EMERGENCY RESPONSE PLANNING
HSUS member firms are required to develop, implement, and train around detailed Emergency Response Plans that include medical and trauma emergencies, avalanche emergencies, aircraft emergencies, high-angle rescue and environmental emergencies. For each form of emergency, firms are required to maintain emergency response packs which contain everything from advanced first aid equipment like AED’s to ice screws, climbing ropes and fuel spill containment kits.
HSUS recognizes three classes of guides: Associate Guides, Guides and Lead Guides; the qualification requirements for each are very high. To become a full Guide, an individual must have as many as 50 days of Associate or “tail guide” experience over a period of at least two years, advanced first aid skills in the form of Wilderness First Responder, Outdoor Emergency Care Technician, Wilderness EMT or other equivalent medical training, and advanced avalanche forecasting training. As of January 2019, all Guides must have Professional Level 2 Avalanche Forecaster Certifications , the highest training available in the United States. Nearly all of our Guides have already reached this high plateau.

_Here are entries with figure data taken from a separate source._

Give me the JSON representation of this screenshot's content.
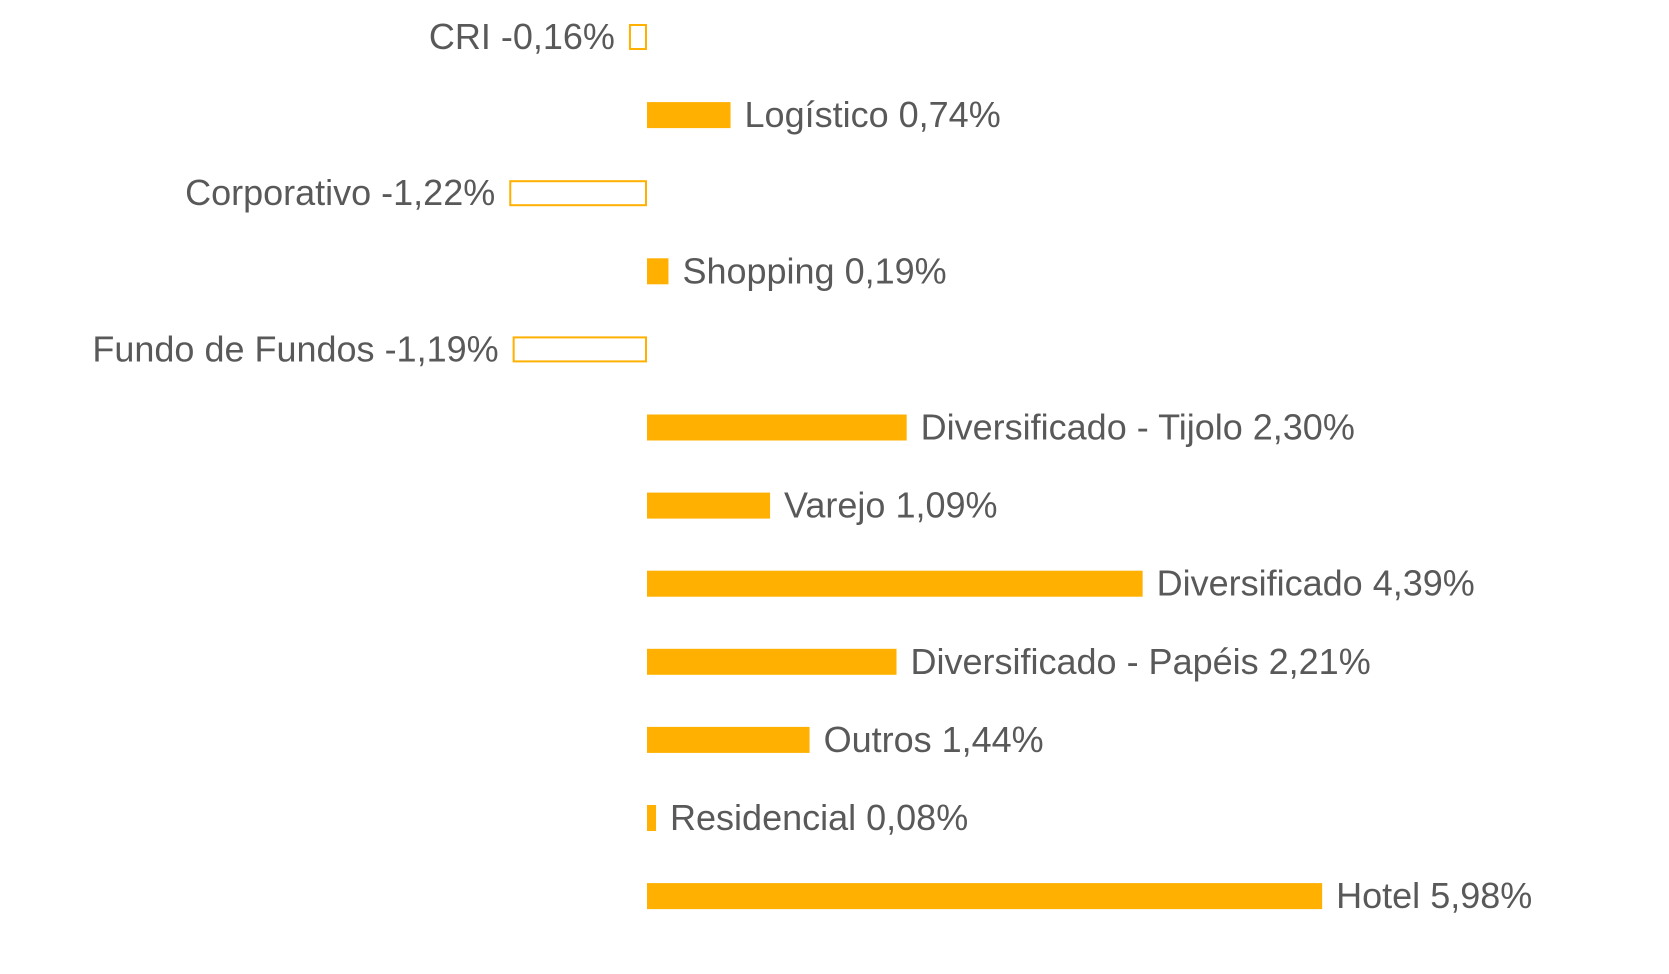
{
  "chart_data": {
    "type": "bar",
    "orientation": "horizontal",
    "color": "#FFB000",
    "categories": [
      "CRI",
      "Logístico",
      "Corporativo",
      "Shopping",
      "Fundo de Fundos",
      "Diversificado - Tijolo",
      "Varejo",
      "Diversificado",
      "Diversificado - Papéis",
      "Outros",
      "Residencial",
      "Hotel"
    ],
    "values": [
      -0.16,
      0.74,
      -1.22,
      0.19,
      -1.19,
      2.3,
      1.09,
      4.39,
      2.21,
      1.44,
      0.08,
      5.98
    ],
    "value_labels": [
      "-0,16%",
      "0,74%",
      "-1,22%",
      "0,19%",
      "-1,19%",
      "2,30%",
      "1,09%",
      "4,39%",
      "2,21%",
      "1,44%",
      "0,08%",
      "5,98%"
    ]
  }
}
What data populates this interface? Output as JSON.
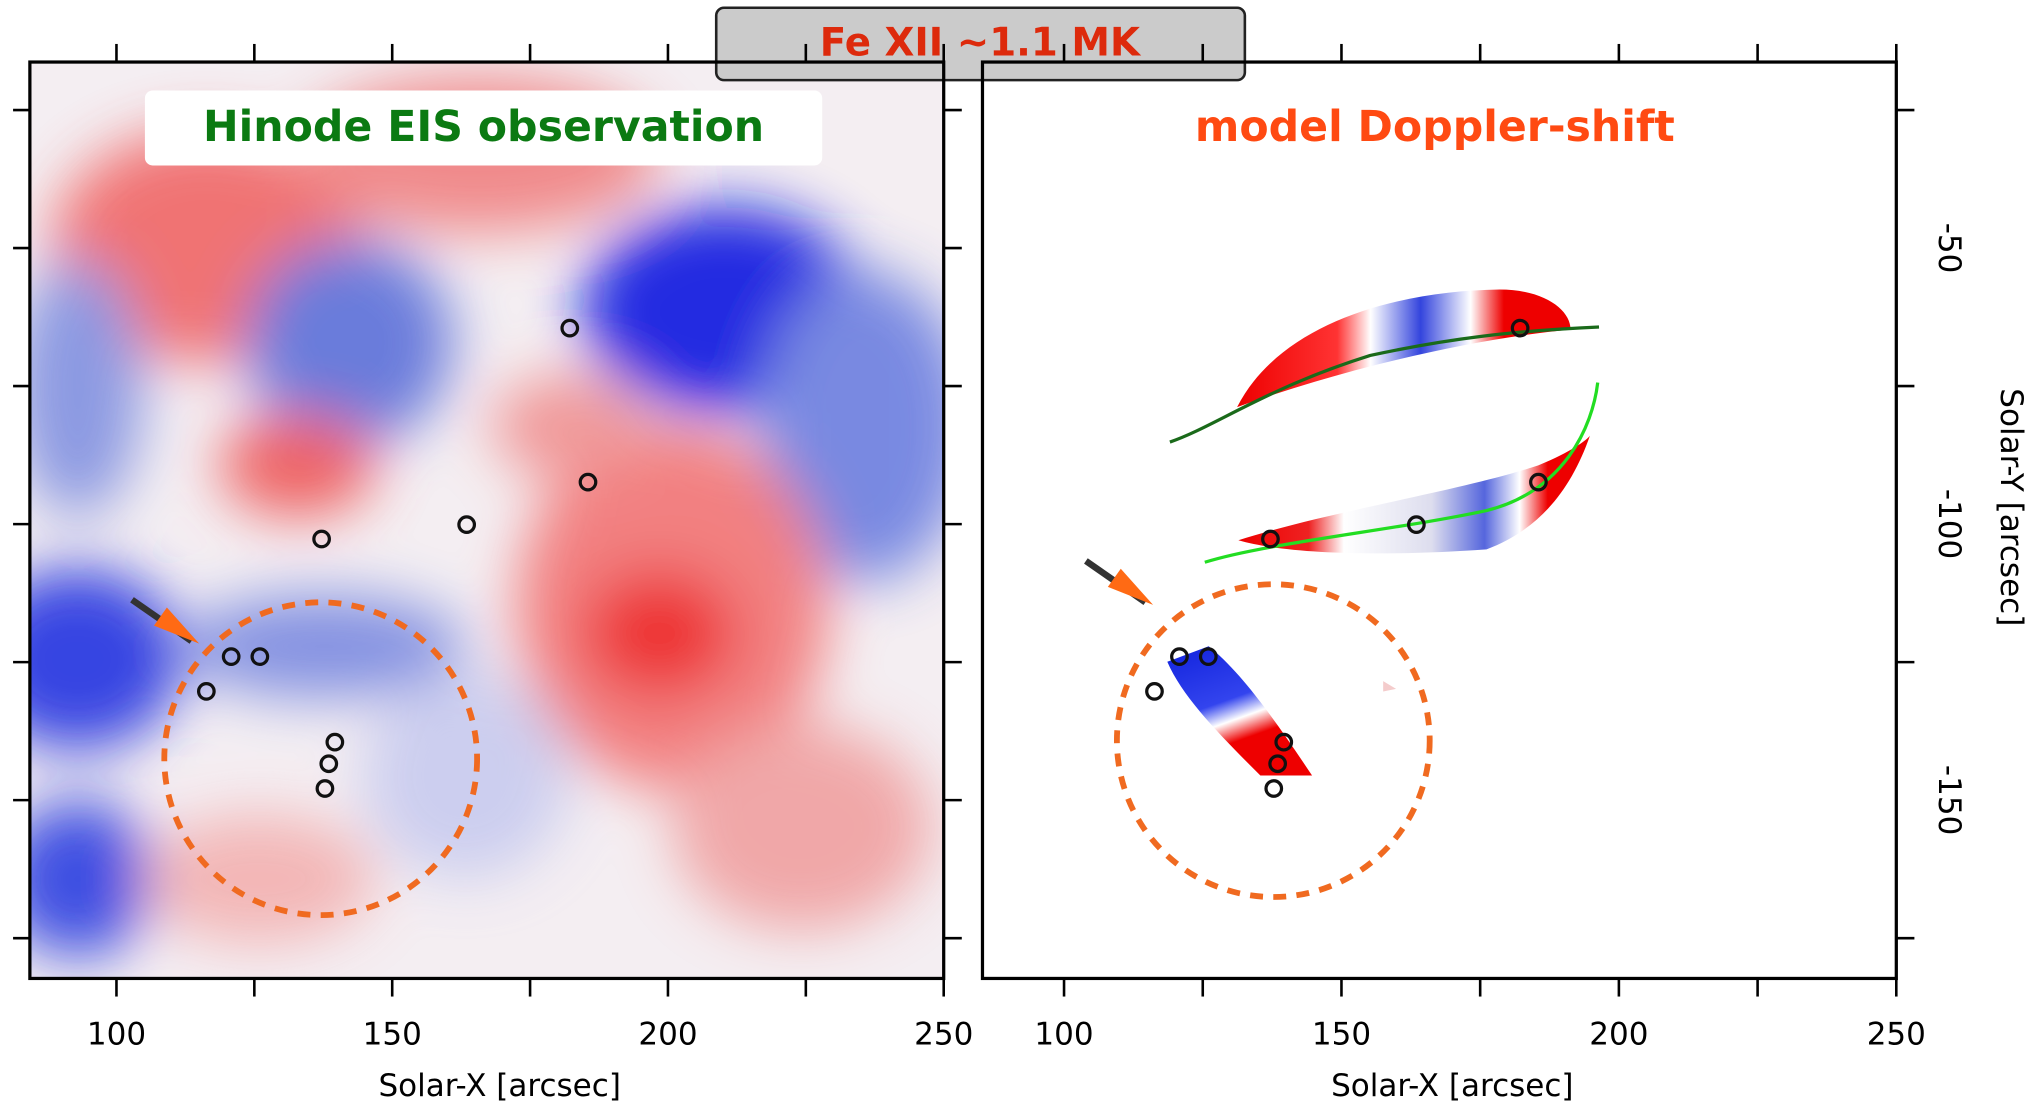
{
  "title": "Fe XII ~1.1 MK",
  "chart_data": [
    {
      "type": "image",
      "title": "Hinode EIS observation",
      "title_color": "#0b7a12",
      "xlabel": "Solar-X [arcsec]",
      "xlim": [
        84.3,
        250
      ],
      "xticks": [
        100,
        150,
        200,
        250
      ],
      "xticks_minor": [
        125,
        175,
        225
      ],
      "ylim": [
        -182.3,
        -16.3
      ],
      "yticks_minor": [
        -25,
        -50,
        -75,
        -100,
        -125,
        -150,
        -175
      ],
      "points": {
        "x": [
          182.2,
          185.5,
          137.2,
          163.5,
          120.8,
          126.0,
          116.3,
          139.6,
          138.5,
          137.8
        ],
        "y": [
          -64.5,
          -92.4,
          -102.7,
          -100.1,
          -124.0,
          -124.0,
          -130.3,
          -139.5,
          -143.4,
          -147.9
        ]
      }
    },
    {
      "type": "image",
      "title": "model Doppler-shift",
      "title_color": "#ff4a12",
      "xlabel": "Solar-X [arcsec]",
      "ylabel": "Solar-Y [arcsec]",
      "xlim": [
        85.3,
        250
      ],
      "xticks": [
        100,
        150,
        200,
        250
      ],
      "xticks_minor": [
        125,
        175,
        225
      ],
      "ylim": [
        -182.3,
        -16.3
      ],
      "yticks": [
        -50,
        -100,
        -150
      ],
      "yticks_minor": [
        -25,
        -75,
        -125,
        -175
      ],
      "points": {
        "x": [
          182.2,
          185.5,
          137.2,
          163.5,
          120.8,
          126.0,
          116.3,
          139.6,
          138.5,
          137.8
        ],
        "y": [
          -64.5,
          -92.4,
          -102.7,
          -100.1,
          -124.0,
          -124.0,
          -130.3,
          -139.5,
          -143.4,
          -147.9
        ]
      }
    }
  ]
}
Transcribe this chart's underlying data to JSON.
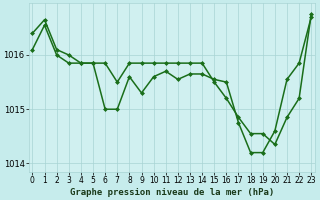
{
  "line1_x": [
    0,
    1,
    2,
    3,
    4,
    5,
    6,
    7,
    8,
    9,
    10,
    11,
    12,
    13,
    14,
    15,
    16,
    17,
    18,
    19,
    20,
    21,
    22,
    23
  ],
  "line1_y": [
    1016.1,
    1016.55,
    1016.0,
    1015.85,
    1015.85,
    1015.85,
    1015.0,
    1015.0,
    1015.6,
    1015.3,
    1015.6,
    1015.7,
    1015.55,
    1015.65,
    1015.65,
    1015.55,
    1015.5,
    1014.75,
    1014.2,
    1014.2,
    1014.6,
    1015.55,
    1015.85,
    1016.7
  ],
  "line2_x": [
    0,
    1,
    2,
    3,
    4,
    5,
    6,
    7,
    8,
    9,
    10,
    11,
    12,
    13,
    14,
    15,
    16,
    17,
    18,
    19,
    20,
    21,
    22,
    23
  ],
  "line2_y": [
    1016.4,
    1016.65,
    1016.1,
    1016.0,
    1015.85,
    1015.85,
    1015.85,
    1015.5,
    1015.85,
    1015.85,
    1015.85,
    1015.85,
    1015.85,
    1015.85,
    1015.85,
    1015.5,
    1015.2,
    1014.85,
    1014.55,
    1014.55,
    1014.35,
    1014.85,
    1015.2,
    1016.75
  ],
  "line_color": "#1a6e1a",
  "bg_color": "#c6ecec",
  "plot_bg_color": "#d0f0f0",
  "grid_color": "#a8d4d4",
  "xlabel": "Graphe pression niveau de la mer (hPa)",
  "ylim": [
    1013.85,
    1016.95
  ],
  "yticks": [
    1014,
    1015,
    1016
  ],
  "xticks": [
    0,
    1,
    2,
    3,
    4,
    5,
    6,
    7,
    8,
    9,
    10,
    11,
    12,
    13,
    14,
    15,
    16,
    17,
    18,
    19,
    20,
    21,
    22,
    23
  ],
  "xlim": [
    -0.3,
    23.3
  ],
  "xlabel_fontsize": 6.5,
  "tick_fontsize": 5.5,
  "linewidth": 1.1,
  "marker": "D",
  "markersize": 2.0
}
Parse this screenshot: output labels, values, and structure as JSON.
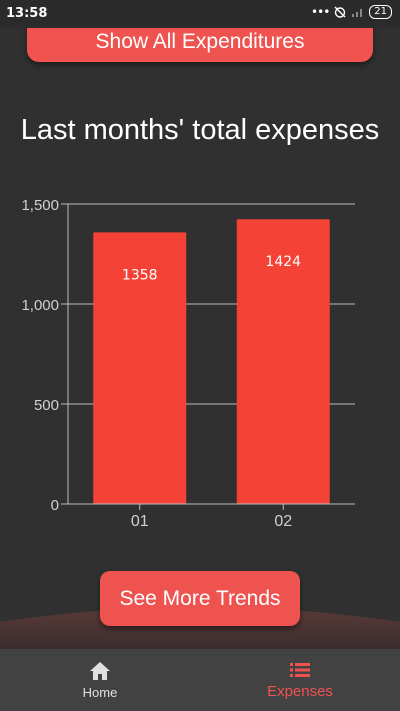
{
  "status_bar": {
    "time": "13:58",
    "dots": "•••",
    "battery": "21"
  },
  "buttons": {
    "show_all": "Show All Expenditures",
    "see_more": "See More Trends"
  },
  "chart_data": {
    "type": "bar",
    "title": "Last months' total expenses",
    "categories": [
      "01",
      "02"
    ],
    "values": [
      1358,
      1424
    ],
    "data_labels": [
      "1358",
      "1424"
    ],
    "ylim": [
      0,
      1500
    ],
    "yticks": [
      0,
      500,
      1000,
      1500
    ],
    "ytick_labels": [
      "0",
      "500",
      "1,000",
      "1,500"
    ],
    "grid": true,
    "bar_color": "#f44336"
  },
  "nav": {
    "items": [
      {
        "label": "Home",
        "icon": "home-icon"
      },
      {
        "label": "Expenses",
        "icon": "list-icon"
      }
    ],
    "active_color": "#ef5350"
  }
}
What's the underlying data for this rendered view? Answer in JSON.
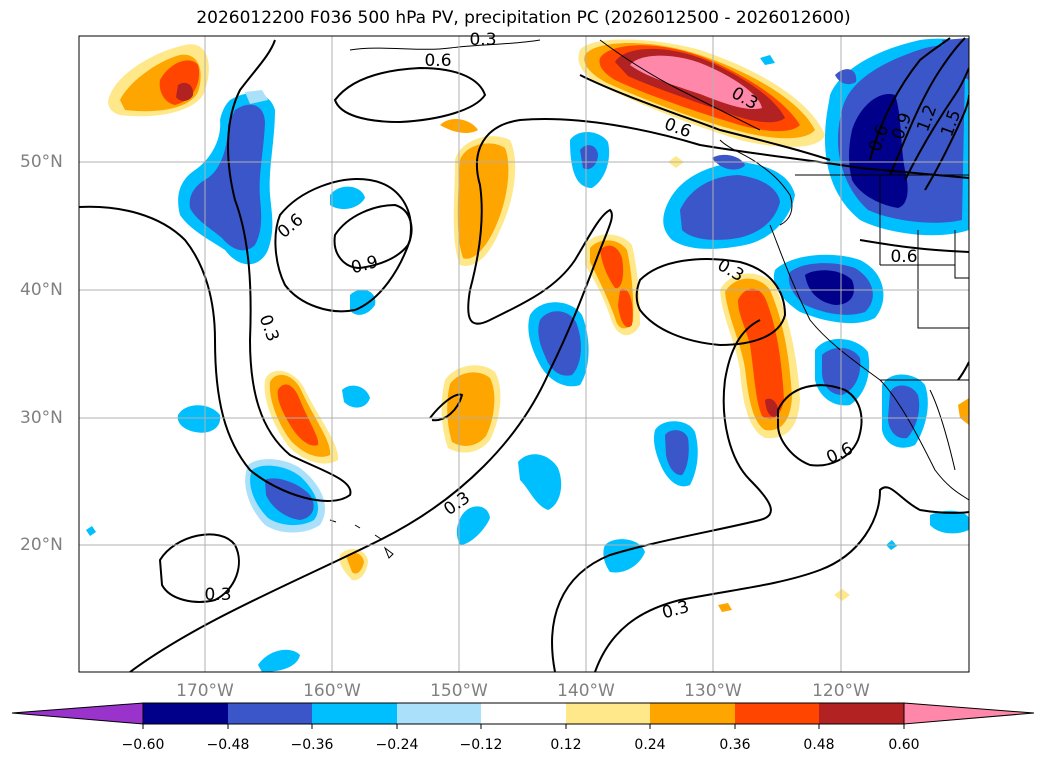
{
  "title": "2026012200 F036 500 hPa PV, precipitation PC (2026012500 - 2026012600)",
  "lat_labels": [
    "50°N",
    "40°N",
    "30°N",
    "20°N"
  ],
  "lon_labels": [
    "170°W",
    "160°W",
    "150°W",
    "140°W",
    "130°W",
    "120°W"
  ],
  "contour_labels": [
    "0.3",
    "0.6",
    "0.9",
    "0.3",
    "0.6",
    "0.3",
    "0.3",
    "0.6",
    "0.3",
    "0.3",
    "0.6",
    "0.9",
    "1.2",
    "1.5",
    "0.6",
    "0.3",
    "0.6"
  ],
  "colorbar": {
    "ticks": [
      "−0.60",
      "−0.48",
      "−0.36",
      "−0.24",
      "−0.12",
      "0.12",
      "0.24",
      "0.36",
      "0.48",
      "0.60"
    ],
    "colors": [
      "#9933cc",
      "#00008b",
      "#3a56c8",
      "#00bfff",
      "#aae0fa",
      "#ffffff",
      "#ffe88a",
      "#ffa500",
      "#ff4500",
      "#b22222",
      "#ff88aa"
    ]
  }
}
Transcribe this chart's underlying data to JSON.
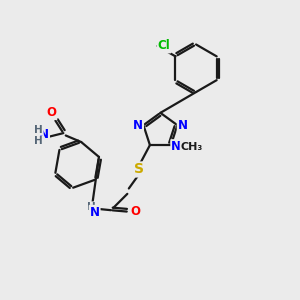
{
  "bg_color": "#ebebeb",
  "bond_color": "#1a1a1a",
  "atom_colors": {
    "N": "#0000ff",
    "O": "#ff0000",
    "S": "#ccaa00",
    "Cl": "#00bb00",
    "C": "#1a1a1a",
    "H": "#556677"
  },
  "font_size": 8.5,
  "lw": 1.6
}
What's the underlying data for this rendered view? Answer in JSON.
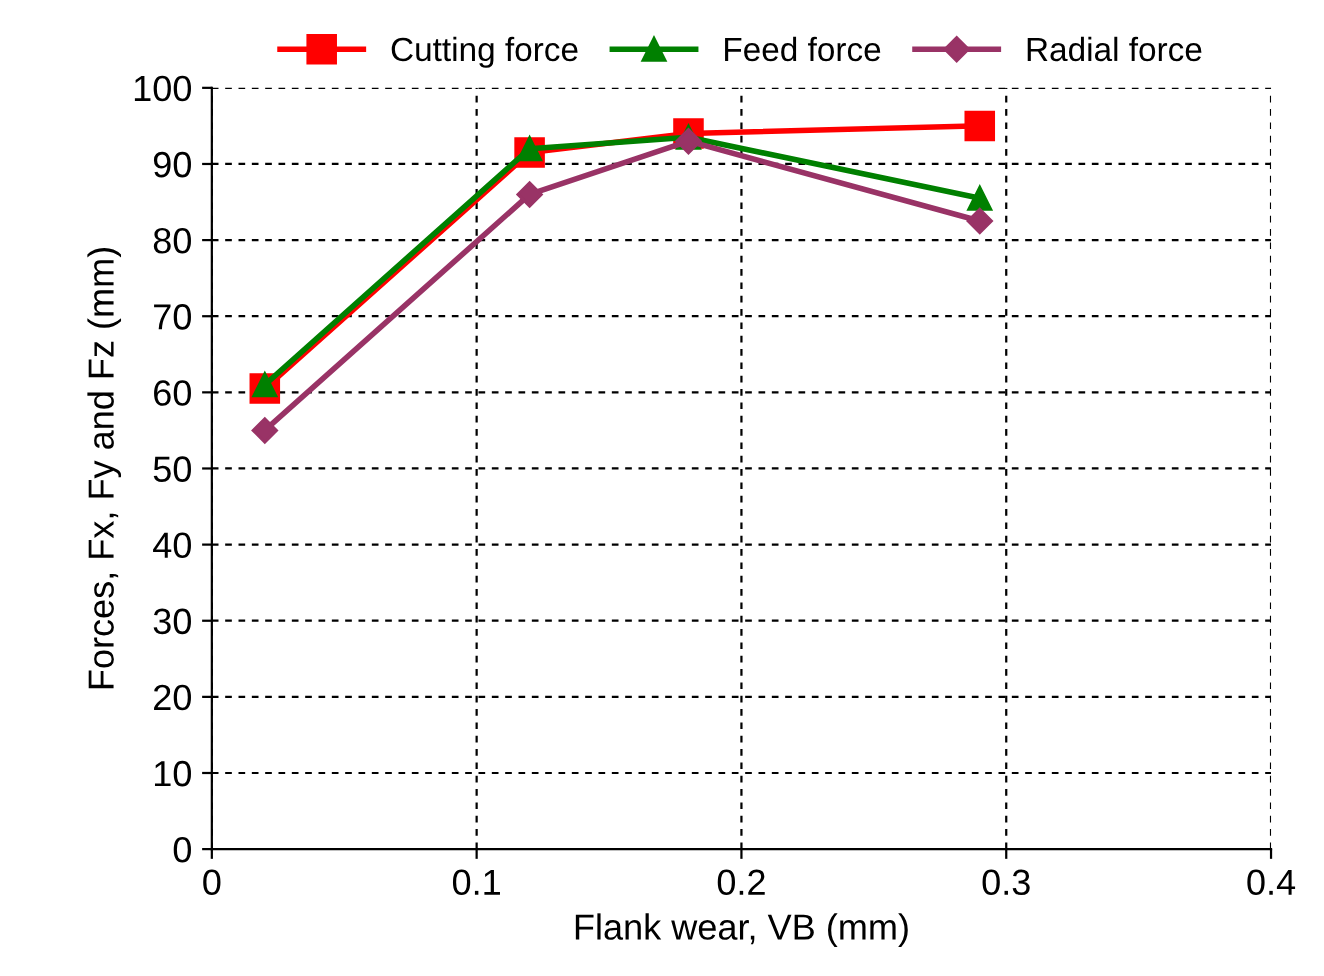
{
  "chart_data": {
    "type": "line",
    "xlabel": "Flank wear, VB (mm)",
    "ylabel": "Forces, Fx, Fy and Fz (mm)",
    "xlim": [
      0,
      0.4
    ],
    "xticks": [
      0,
      0.1,
      0.2,
      0.3,
      0.4
    ],
    "ylim": [
      0,
      100
    ],
    "yticks": [
      0,
      10,
      20,
      30,
      40,
      50,
      60,
      70,
      80,
      90,
      100
    ],
    "grid": true,
    "legend": "top",
    "line_style": "solid",
    "series": [
      {
        "name": "Cutting force",
        "color": "#ff0000",
        "marker": "square",
        "x": [
          0.02,
          0.12,
          0.18,
          0.29
        ],
        "values": [
          60.5,
          91.5,
          94,
          95
        ]
      },
      {
        "name": "Feed force",
        "color": "#008000",
        "marker": "triangle",
        "x": [
          0.02,
          0.12,
          0.18,
          0.29
        ],
        "values": [
          61,
          92,
          93.5,
          85.5
        ]
      },
      {
        "name": "Radial force",
        "color": "#993366",
        "marker": "diamond",
        "x": [
          0.02,
          0.12,
          0.18,
          0.29
        ],
        "values": [
          55,
          86,
          93,
          82.5
        ]
      }
    ]
  }
}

Every HSUS member is required to appoint a Safety Officer who has responsibility to see that operations are conducted in compliance with the HSOG and the firm’s Operating Plan, to schedule and coordinate internal training, (especially around the Emergency Response Plan), to inventory and control emergency response packs and to assure that all Guide qualifications are properly documented.
HSUS member firms are required to employ professional snow stability and weather forecasters. The data collection and forecasting standards used by our members are the equal of the very best in the world. Every day, new weather and snow stability forecasts are prepared and those form the basis for daily operations planning.
PILOTS AND AIRCRAFT
HSUS minimum requirements for pilots and helicopters greatly exceed FAA requirements. A Lead Pilot must have at least 2,000 total hours, 1,000 hours of rotorcraft experience, and 250 hours of mountain flying experience or specialized mountain flying training. All aircraft must have IFR instrumentation, communication equipment that allows pilots to speak with guides, dispatch personnel and other aircraft, specialized landing gear, large volume external baskets for skis and snowboards and emergency support equipment for winter, mountain environments.